This page contains information related to upcoming products, features, and functionality. It is important to note that the information presented is for informational purposes only. Please do not rely on this information for purchasing or planning purposes. The development, release, and timing of any products, features, or functionality may be subject to change or delay and remain at the sole discretion of GitLab Inc.
Status Authors Coach DRIs Owning Stage Created
proposed devops verify -

GitLab Secrets Manager ADR 003: Implement Secrets Manager in Go

Following ADR-002 highlighting the need to integrate with GCP services, we do need to decide what tech stack is going to be used to build GitLab Secrets Manager Service (GSMS).


At GitLab, we usually build satellite services around GitLab Rails in Go.
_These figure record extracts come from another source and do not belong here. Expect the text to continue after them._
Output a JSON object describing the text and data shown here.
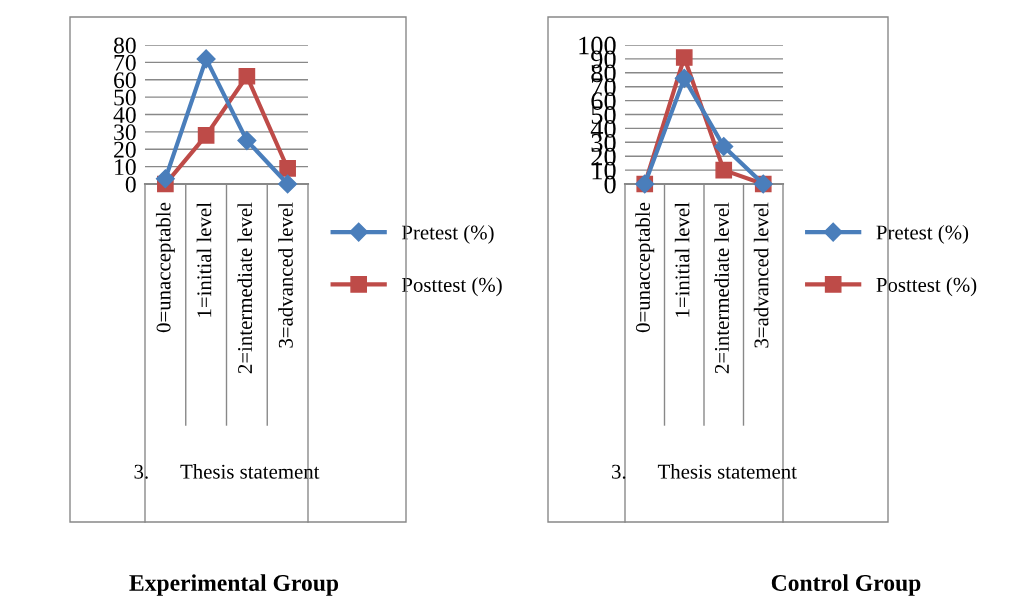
{
  "chart_data": [
    {
      "type": "line",
      "title": "Experimental Group",
      "xlabel": "3.      Thesis statement",
      "categories": [
        "0=unacceptable",
        "1=initial level",
        "2=intermediate level",
        "3=advanced level"
      ],
      "series": [
        {
          "name": "Pretest (%)",
          "color": "#4a7ebb",
          "marker": "diamond",
          "values": [
            3,
            72,
            25,
            0
          ]
        },
        {
          "name": "Posttest (%)",
          "color": "#be4b48",
          "marker": "square",
          "values": [
            0,
            28,
            62,
            9
          ]
        }
      ],
      "ylim": [
        0,
        80
      ],
      "yticks": [
        0,
        10,
        20,
        30,
        40,
        50,
        60,
        70,
        80
      ],
      "grid": "y",
      "legend": "right"
    },
    {
      "type": "line",
      "title": "Control Group",
      "xlabel": "3.      Thesis statement",
      "categories": [
        "0=unacceptable",
        "1=initial level",
        "2=intermediate level",
        "3=advanced level"
      ],
      "series": [
        {
          "name": "Pretest (%)",
          "color": "#4a7ebb",
          "marker": "diamond",
          "values": [
            0,
            76,
            27,
            0
          ]
        },
        {
          "name": "Posttest (%)",
          "color": "#be4b48",
          "marker": "square",
          "values": [
            0,
            91,
            10,
            0
          ]
        }
      ],
      "ylim": [
        0,
        100
      ],
      "yticks": [
        0,
        10,
        20,
        30,
        40,
        50,
        60,
        70,
        80,
        90,
        100
      ],
      "grid": "y",
      "legend": "right"
    }
  ]
}
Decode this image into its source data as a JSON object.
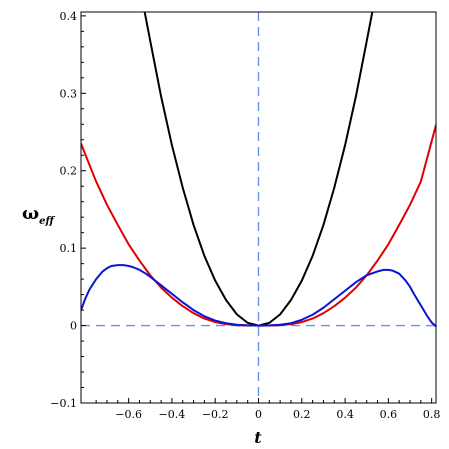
{
  "chart_data": {
    "type": "line",
    "xlabel": "t",
    "ylabel_main": "ω",
    "ylabel_sub": "eff",
    "xlim": [
      -0.82,
      0.82
    ],
    "ylim": [
      -0.1,
      0.405
    ],
    "x_ticks": [
      -0.6,
      -0.4,
      -0.2,
      0,
      0.2,
      0.4,
      0.6,
      0.8
    ],
    "x_tick_labels": [
      "−0.6",
      "−0.4",
      "−0.2",
      "0",
      "0.2",
      "0.4",
      "0.6",
      "0.8"
    ],
    "y_ticks": [
      -0.1,
      0,
      0.1,
      0.2,
      0.3,
      0.4
    ],
    "y_tick_labels": [
      "−0.1",
      "0",
      "0.1",
      "0.2",
      "0.3",
      "0.4"
    ],
    "grid": false,
    "colors": {
      "black_curve": "#000000",
      "red_curve": "#e00000",
      "blue_curve": "#0a14d6",
      "reference_lines": "#6495ed"
    },
    "series": [
      {
        "key": "black",
        "color": "#000000",
        "x": [
          -0.55,
          -0.5,
          -0.45,
          -0.4,
          -0.35,
          -0.3,
          -0.25,
          -0.2,
          -0.15,
          -0.1,
          -0.05,
          0,
          0.05,
          0.1,
          0.15,
          0.2,
          0.25,
          0.3,
          0.35,
          0.4,
          0.45,
          0.5,
          0.55
        ],
        "y": [
          0.44,
          0.3675,
          0.296,
          0.233,
          0.178,
          0.13,
          0.09,
          0.058,
          0.033,
          0.0145,
          0.0035,
          0,
          0.0035,
          0.0145,
          0.033,
          0.058,
          0.09,
          0.13,
          0.178,
          0.233,
          0.296,
          0.3675,
          0.44
        ]
      },
      {
        "key": "red",
        "color": "#e00000",
        "x": [
          -0.82,
          -0.75,
          -0.7,
          -0.65,
          -0.6,
          -0.55,
          -0.5,
          -0.45,
          -0.4,
          -0.35,
          -0.3,
          -0.25,
          -0.2,
          -0.15,
          -0.1,
          -0.05,
          0,
          0.05,
          0.1,
          0.15,
          0.2,
          0.25,
          0.3,
          0.35,
          0.4,
          0.45,
          0.5,
          0.55,
          0.6,
          0.65,
          0.7,
          0.75,
          0.82
        ],
        "y": [
          0.235,
          0.186,
          0.156,
          0.13,
          0.105,
          0.084,
          0.065,
          0.049,
          0.036,
          0.025,
          0.016,
          0.009,
          0.0045,
          0.0018,
          0.0005,
          0.0001,
          0,
          0.0001,
          0.0005,
          0.0018,
          0.0045,
          0.009,
          0.016,
          0.025,
          0.036,
          0.049,
          0.065,
          0.084,
          0.105,
          0.13,
          0.156,
          0.186,
          0.259
        ]
      },
      {
        "key": "blue",
        "color": "#0a14d6",
        "x": [
          -0.82,
          -0.8,
          -0.78,
          -0.75,
          -0.72,
          -0.7,
          -0.68,
          -0.65,
          -0.62,
          -0.6,
          -0.58,
          -0.55,
          -0.52,
          -0.5,
          -0.45,
          -0.4,
          -0.35,
          -0.3,
          -0.25,
          -0.2,
          -0.15,
          -0.1,
          -0.05,
          0,
          0.05,
          0.1,
          0.15,
          0.2,
          0.25,
          0.3,
          0.35,
          0.4,
          0.45,
          0.5,
          0.55,
          0.58,
          0.6,
          0.62,
          0.65,
          0.68,
          0.7,
          0.72,
          0.75,
          0.78,
          0.8,
          0.82
        ],
        "y": [
          0.02,
          0.035,
          0.047,
          0.06,
          0.07,
          0.074,
          0.077,
          0.078,
          0.078,
          0.077,
          0.0755,
          0.072,
          0.067,
          0.063,
          0.052,
          0.041,
          0.03,
          0.02,
          0.012,
          0.0065,
          0.003,
          0.001,
          0.0002,
          0,
          0.0002,
          0.001,
          0.003,
          0.0075,
          0.014,
          0.023,
          0.034,
          0.045,
          0.056,
          0.065,
          0.07,
          0.072,
          0.072,
          0.071,
          0.067,
          0.058,
          0.05,
          0.04,
          0.026,
          0.012,
          0.004,
          -0.001
        ]
      }
    ],
    "reference_lines": [
      {
        "orientation": "horizontal",
        "value": 0,
        "style": "dashed"
      },
      {
        "orientation": "vertical",
        "value": 0,
        "style": "dashed"
      }
    ]
  }
}
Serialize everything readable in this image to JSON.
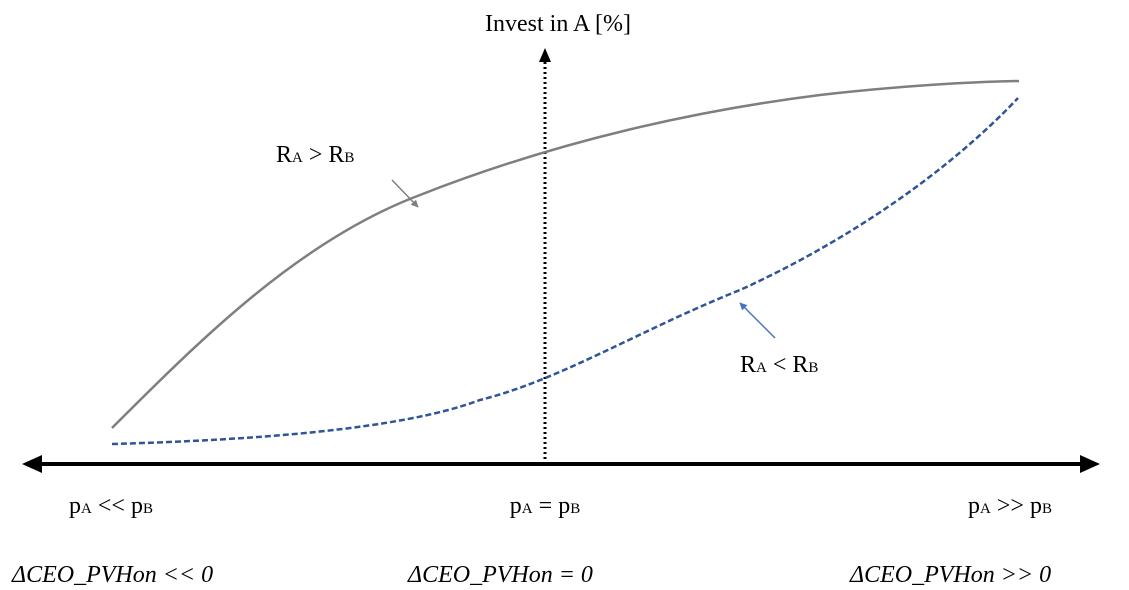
{
  "y_axis": {
    "label": "Invest in A [%]"
  },
  "curves": {
    "ra_greater": {
      "label": {
        "r1": "R",
        "s1": "A",
        "op": " > ",
        "r2": "R",
        "s2": "B"
      },
      "color": "#7f7f7f"
    },
    "ra_less": {
      "label": {
        "r1": "R",
        "s1": "A",
        "op": " < ",
        "r2": "R",
        "s2": "B"
      },
      "color": "#2f5597",
      "arrow_color": "#4472c4"
    }
  },
  "x_ticks": {
    "left": {
      "p1": "p",
      "s1": "A",
      "op": " << ",
      "p2": "p",
      "s2": "B"
    },
    "center": {
      "p1": "p",
      "s1": "A",
      "op": " = ",
      "p2": "p",
      "s2": "B"
    },
    "right": {
      "p1": "p",
      "s1": "A",
      "op": " >> ",
      "p2": "p",
      "s2": "B"
    }
  },
  "delta_labels": {
    "left": "ΔCEO_PVHon << 0",
    "center": "ΔCEO_PVHon = 0",
    "right": "ΔCEO_PVHon >> 0"
  }
}
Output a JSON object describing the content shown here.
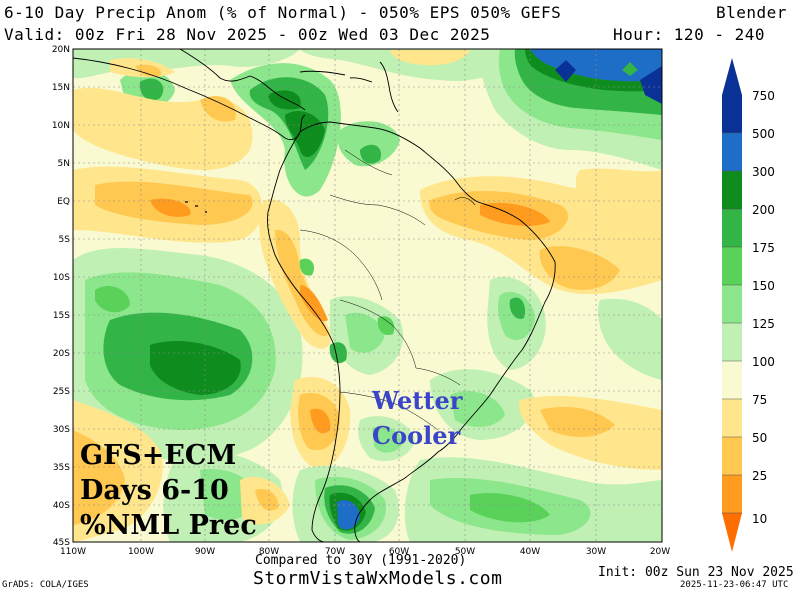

This is especially a good choice of technology for services that may heavily leverage concurrency and caching, where cache could be invalidated / refreshed asynchronously.

Go-based GCP KMS client library also seems to expose a reliable interface to access KMS.


Implement GitLab Secrets Manager Service in Go. Use labkit as a minimalist library to provide common functionality shared by satellite servicies.


The team that is going to own GitLab Secrets Manager feature will need to gain more Go expertise.


We considered implementing GitLab Secrets Manager Service in Ruby, but we concluded that using Ruby will not allow us to build a service that will be efficient enough.